UT’s computer science department predicts more than three million unfulfilled jobs in the cybersecurity industry by 2021. The median starting salary for cybersecurity jobs in Austin is $86,000, according to a press release by TEXAS Extended Campus.
Smid said the certificate requires the completion of two courses, which span 14 weeks and collectively cost $5,600. After receiving the certificate, Smid said students will be eligible to enroll in an offensive cybersecurity certificate program scheduled to be released later.
“It is difficult to predict how many registrants to expect for a brand-new program,” Smid said. “Five people have already registered for course one. Ultimately, we hope that our programs will train at least 150 people a year to begin new cybersecurity careers.”
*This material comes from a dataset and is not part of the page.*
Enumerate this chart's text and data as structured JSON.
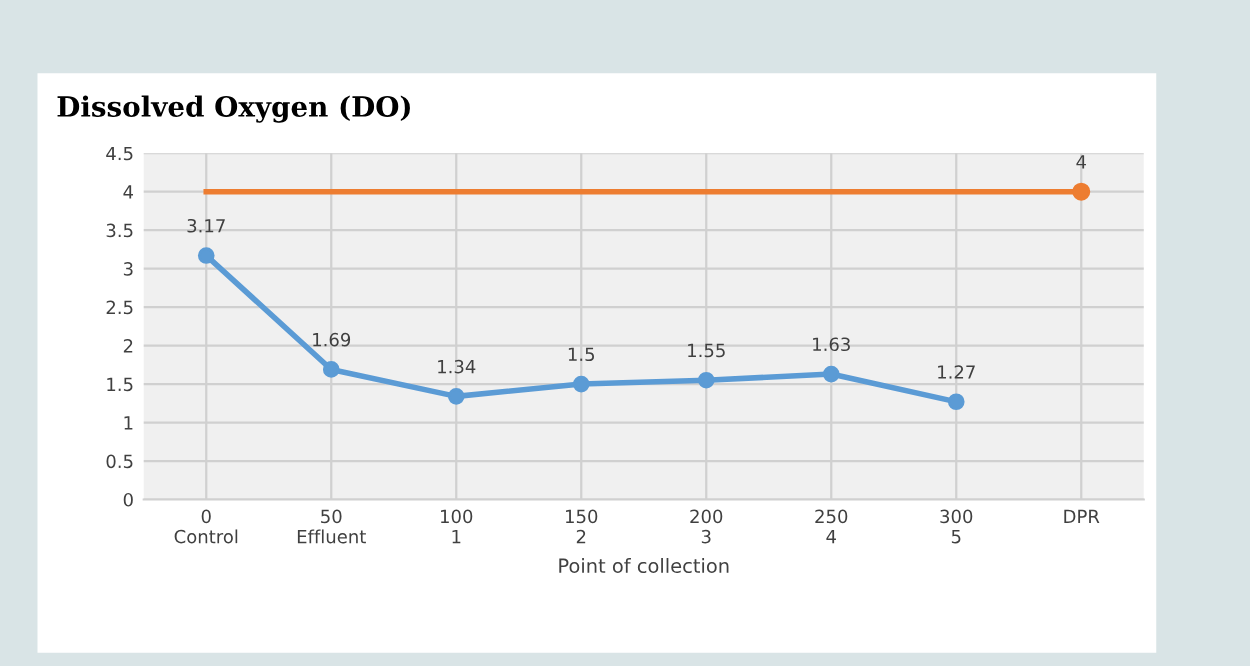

Ray Bareiss, Socratic Arts’ senior vice president, said his company developed the program to help counter threats in the cyber landscape. He said the program’s courses will be entirely online and project based, where students operate as cyberdefenders or cyberattackers in simulations.
“There’s not many threats that are bigger than the threat of cybercrime and cyberattacks from adversarial countries,” Bareiss said. “The Department of Defense saw the need to develop scalable online training to address the tremendous shortage of cybersecurity people, and so we won a competitive bid contract to develop
this training.”
Bareiss said the program has no prerequisites and encourages anyone interested to apply.
“Rather than the people who have the really kind of high level, pre-existing technical skills, we try to encourage people with the right personalities to enroll. By that I mean people who are intensely curious about things, people who won’t give up on a problem no matter how difficult it is and people who are predisposed towards self-directed learning,” Bareiss said.
The program has been adopted by Rutgers University, Bareiss said, and Socratic Arts chose UT as its next launch site because it previously partnered with the University to implement another high-demand technical program for data analytics.
“Everything from your doorbell to your car to your pacemaker to your electrical system to you-name-it is online,” Bareiss said. “You know the old cliché, ‘What could possibly go wrong?’ Well, a lot could go wrong, and they need people to defend these things because people are constantly probing and attacking.”
Retired Navy Admiral Bobby R. Inman is the centennial chair in national policy at UT’s Lyndon B. Johnson School of Public Affairs. Inman said this development of new technology has imposed cybersecurity risks across the world and propelled the demand for cybersecurity professionals.
“You’ll find that all over the country, universities, corporations and state and local governments are trying to beef up their cybersecurity because of all the vulnerabilities that have been demonstrated,” Inman said.